Wednesday, June 08, 2005

Anger at Police filming of G8 protest meeting

Press and Journal: "Grampian Police were attacked last night for turning a video camera on delegates arriving for a G8 Alternatives meeting at Aberdeen University.

Aamer Anwar, a human rights lawyer and spokesman for the group, described the incident as 'a serious breach of their human rights' and will be making an official complaint.

Members of the group were arriving for one of their fortnightly meetings at the university when they spotted three police officers with a video camera filming their arrival.

Barry Reid and a friend were on their way to the meeting shortly before 7pm when they approached the officers.

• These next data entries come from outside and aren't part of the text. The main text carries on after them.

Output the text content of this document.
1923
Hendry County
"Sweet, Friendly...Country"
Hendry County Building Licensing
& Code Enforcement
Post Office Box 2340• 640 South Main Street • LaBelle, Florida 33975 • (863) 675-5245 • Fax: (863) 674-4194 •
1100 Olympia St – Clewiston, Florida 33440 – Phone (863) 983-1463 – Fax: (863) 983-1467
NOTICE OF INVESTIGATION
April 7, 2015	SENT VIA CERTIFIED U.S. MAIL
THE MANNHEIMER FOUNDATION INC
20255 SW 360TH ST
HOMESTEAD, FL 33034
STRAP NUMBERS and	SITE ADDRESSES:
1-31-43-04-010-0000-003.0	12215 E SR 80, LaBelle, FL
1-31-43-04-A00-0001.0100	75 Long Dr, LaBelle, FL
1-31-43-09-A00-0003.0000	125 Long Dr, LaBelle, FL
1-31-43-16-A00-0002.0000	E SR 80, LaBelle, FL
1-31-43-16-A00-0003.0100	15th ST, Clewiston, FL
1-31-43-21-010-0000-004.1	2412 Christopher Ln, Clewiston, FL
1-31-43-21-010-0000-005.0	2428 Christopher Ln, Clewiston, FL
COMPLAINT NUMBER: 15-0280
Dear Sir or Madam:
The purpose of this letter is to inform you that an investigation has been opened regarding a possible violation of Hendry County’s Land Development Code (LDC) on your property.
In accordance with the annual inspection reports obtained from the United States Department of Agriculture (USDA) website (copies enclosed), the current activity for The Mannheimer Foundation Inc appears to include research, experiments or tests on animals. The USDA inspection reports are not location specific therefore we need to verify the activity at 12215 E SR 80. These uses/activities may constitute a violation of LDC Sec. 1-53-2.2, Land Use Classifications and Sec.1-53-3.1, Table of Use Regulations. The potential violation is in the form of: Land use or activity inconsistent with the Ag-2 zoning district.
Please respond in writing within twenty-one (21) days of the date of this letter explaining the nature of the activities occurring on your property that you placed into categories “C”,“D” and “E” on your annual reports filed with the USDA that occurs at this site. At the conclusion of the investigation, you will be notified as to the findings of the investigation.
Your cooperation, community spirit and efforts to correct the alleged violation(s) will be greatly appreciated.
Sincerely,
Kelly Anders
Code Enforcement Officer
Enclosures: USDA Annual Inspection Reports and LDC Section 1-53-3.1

After initially being ignored the 23-year-old Aberdeen College music student asked one of the officers why they were filming. He said: 'I remember his exact words, he said, 'we are compiling evidence'. I turned to the policeman who was holding the camera and he filmed me up and down. It's an invasion of privacy.'

He added: 'We have nothing to hide. If they wanted to send a representative to one of our meetings and find out what we are talking about that would be fine. But to film us without our permission, that's not democracy is it?'

Penny Howard, one of the organisers of G8 Alternatives, said that police officers spent more than an hour outside the meeting.

Members of Grampian Senior Citizens' Forum, university and college students along with teachers made up the 15-strong meeting."